Mind you, I'm not blaming anybody. Not anybody really,
save myself. I just hadn't anticipated everything. I have no excuse
but I was taken by surprise, you understand. And I so passionately
wanted to celebrate Papa's death with honesty and integrity and
dignity-for his sake, for our sake, for God's sake.
We lowered Papa then in his pauper's box deep into the raw ground. Then began the final rites. There were three.
I lifted up the Bible, It was a sign. We were commemorating
Papa's journey in the historical community of the faithful. However
distantly, however feebly. However brokenly, he had walked with
the knights of faith. Abraham, Amos, Paul, Augustine, Thomas,
Luther, Wesley, Jesus. By fate and by choice these were his first
companions of the road. I recalled aloud from their constitution
which I held in my hands. The heroic formula from Job is what
I meant to recite: "Naked I came from my mother's womb, and
naked shall I return: the Lord gave, and the Lord has taken away;
blessed be the name of the Lord." What came from my lips
were the words of Paul. "If I live, I live unto the Lord;
if I die, I die unto the Lord: so whether 1 live or whether I
die, I am the Lord's."
I lifted up a very old, musty, leather bound volume of poetry. This, too, was a sign. We were ritualizing Papa's own unique and unrepeatable engagement in the human adventure. Papa was an individual. a solitary individual before God. It was most fitting that a last rite should honor this individuality. Such was the role of the volume of hymnpoems. From it Papa had read and quoted and sung in monotone for as long as any of us, including Mama. could recall. The words I joined to the sign were from this collection. The author was a friend of Papa's.
God moves in a mysterious way, his wonders to perform:
He plants his footsteps on the sea and rides upon the storm:
Blind unbelief is sure to err. and scan His works in vain:
God is His own interpreter and He shall make it plain.
The third sign celebrated the fact that Papa was
a participant in the total wonder of creation and that his life
and death were good because creation is good. What I mean is that
Papa was God's friend. My last act was to place him gladly and
gratefully on behalf of all good men everywhere in the hands of
the One in whose hands he already was, that Mysterious Power who
rules the unknown realm of death to do with him as he well pleaseth.
I ask to know no more.

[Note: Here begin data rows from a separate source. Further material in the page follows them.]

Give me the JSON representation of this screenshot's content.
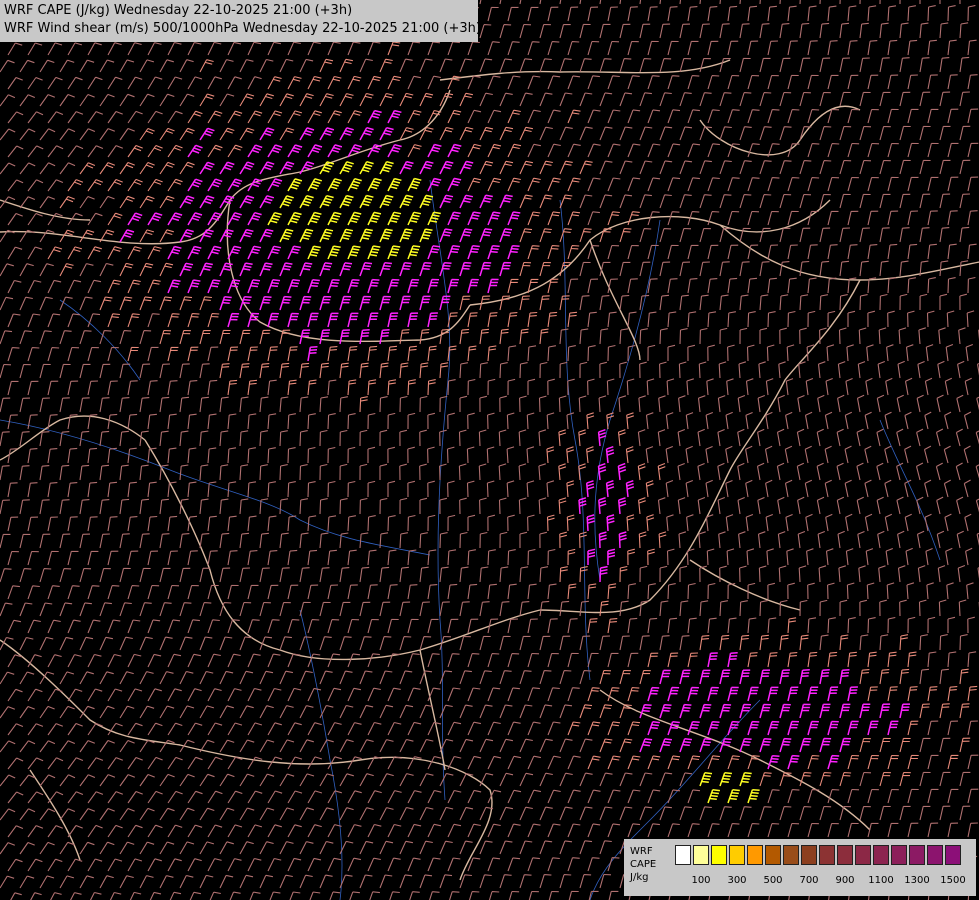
{
  "titles": {
    "line1": "WRF CAPE (J/kg) Wednesday 22-10-2025 21:00 (+3h)",
    "line2": "WRF Wind shear (m/s) 500/1000hPa Wednesday 22-10-2025 21:00 (+3h)"
  },
  "legend": {
    "model": "WRF",
    "field": "CAPE",
    "unit": "J/kg",
    "colors": [
      "#ffffff",
      "#ffff99",
      "#ffff00",
      "#ffcc00",
      "#ff9900",
      "#b35900",
      "#994d1a",
      "#8c3f1f",
      "#8c3333",
      "#8c2d3c",
      "#8c2846",
      "#8c2450",
      "#8c1f5a",
      "#8c1a64",
      "#8c146e",
      "#8c0f78"
    ],
    "tick_labels": [
      {
        "label": "100",
        "index": 1
      },
      {
        "label": "300",
        "index": 3
      },
      {
        "label": "500",
        "index": 5
      },
      {
        "label": "700",
        "index": 7
      },
      {
        "label": "900",
        "index": 9
      },
      {
        "label": "1100",
        "index": 11
      },
      {
        "label": "1300",
        "index": 13
      },
      {
        "label": "1500",
        "index": 15
      }
    ]
  },
  "barb_colors": {
    "weak": "#b07070",
    "moderate": "#e88a7a",
    "strong": "#ff22ff",
    "very_strong": "#ffff22"
  },
  "map_colors": {
    "background": "#000000",
    "border": "#d8b8a0",
    "river": "#3060c0"
  }
}
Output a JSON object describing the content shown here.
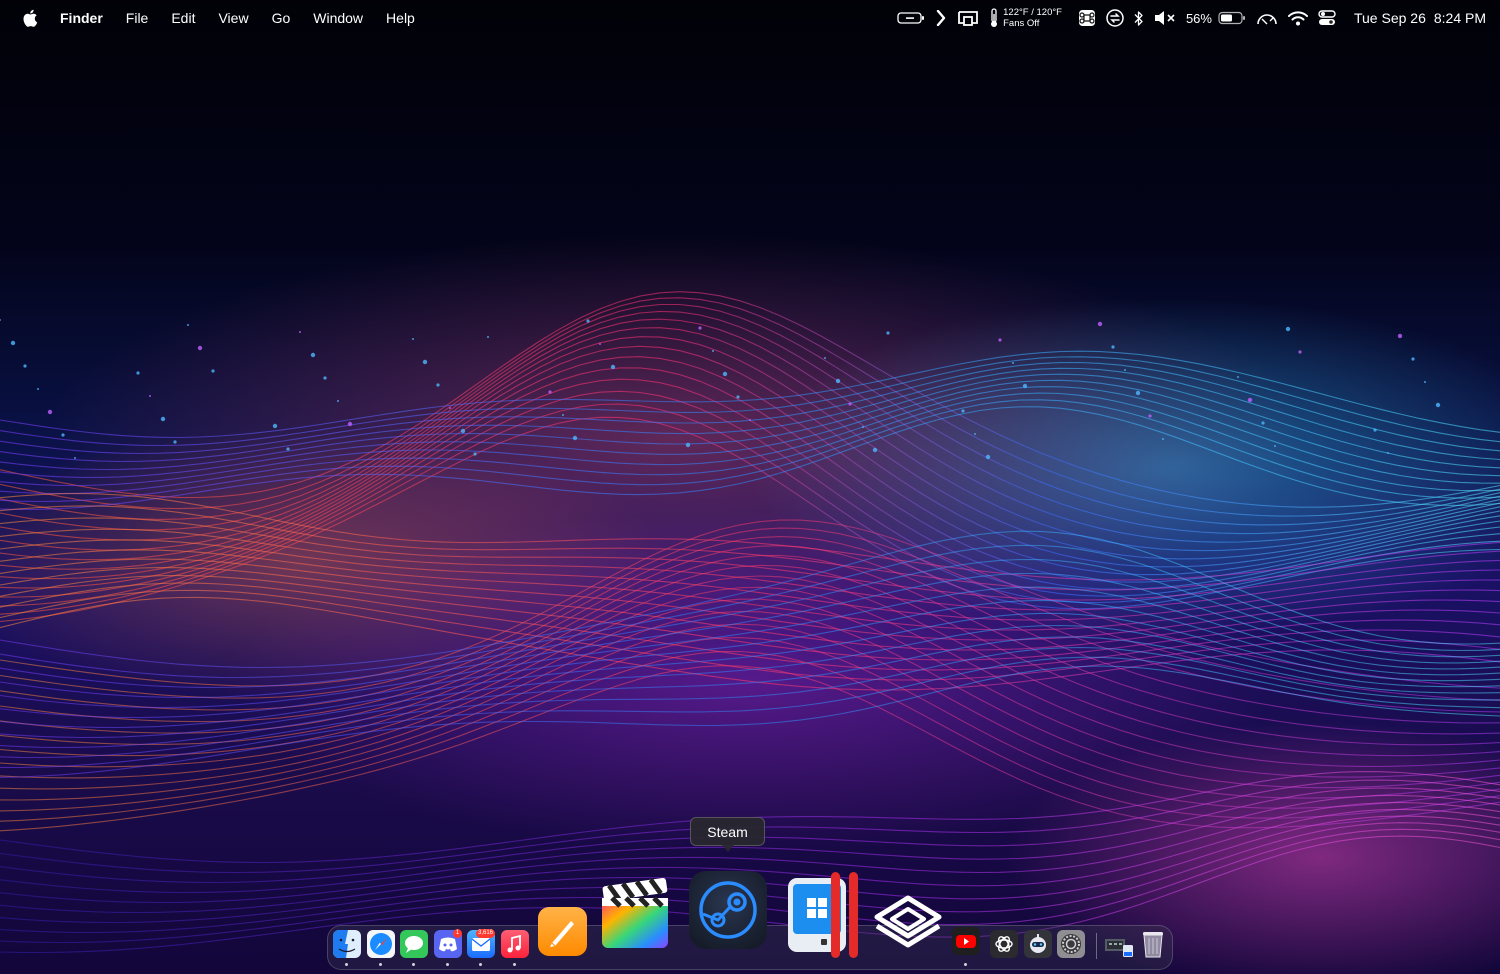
{
  "menubar": {
    "app_name": "Finder",
    "menus": [
      "File",
      "Edit",
      "View",
      "Go",
      "Window",
      "Help"
    ],
    "status": {
      "temperature": "122°F / 120°F",
      "fans": "Fans Off",
      "battery_percent": "56%",
      "date": "Tue Sep 26",
      "time": "8:24 PM"
    }
  },
  "tooltip": {
    "label": "Steam"
  },
  "dock": {
    "apps": [
      {
        "name": "Finder",
        "running": true
      },
      {
        "name": "Safari",
        "running": true
      },
      {
        "name": "Messages",
        "running": true
      },
      {
        "name": "Discord",
        "running": true,
        "badge": "1"
      },
      {
        "name": "Mail",
        "running": true,
        "badge": "3,616"
      },
      {
        "name": "Music",
        "running": true
      },
      {
        "name": "Pages",
        "running": false
      },
      {
        "name": "Final Cut Pro",
        "running": false
      },
      {
        "name": "Steam",
        "running": false
      },
      {
        "name": "Parallels Desktop",
        "running": false
      },
      {
        "name": "Layers",
        "running": false
      },
      {
        "name": "YouTube",
        "running": true
      },
      {
        "name": "ChatGPT",
        "running": false
      },
      {
        "name": "Robot App",
        "running": false
      },
      {
        "name": "System Settings",
        "running": false
      },
      {
        "name": "Downloads Stack",
        "running": false
      },
      {
        "name": "Trash",
        "running": false
      }
    ]
  },
  "colors": {
    "menu_text": "#ffffff",
    "parallels_red": "#e52a2a",
    "steam_blue": "#2a8cff"
  }
}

This I symbolized. Three times I stooped
low, three times I plunged my hands deep into the loose earth
beside the open pit, and three times I threw that good earth upon
my Papa within his grave. And all the while I sang forth the majestic
threefold formula,
In the name of the Father and of the Son and of the Holy Ghost.
And some of those present there for the sake of all
history and all creation said, "Amen".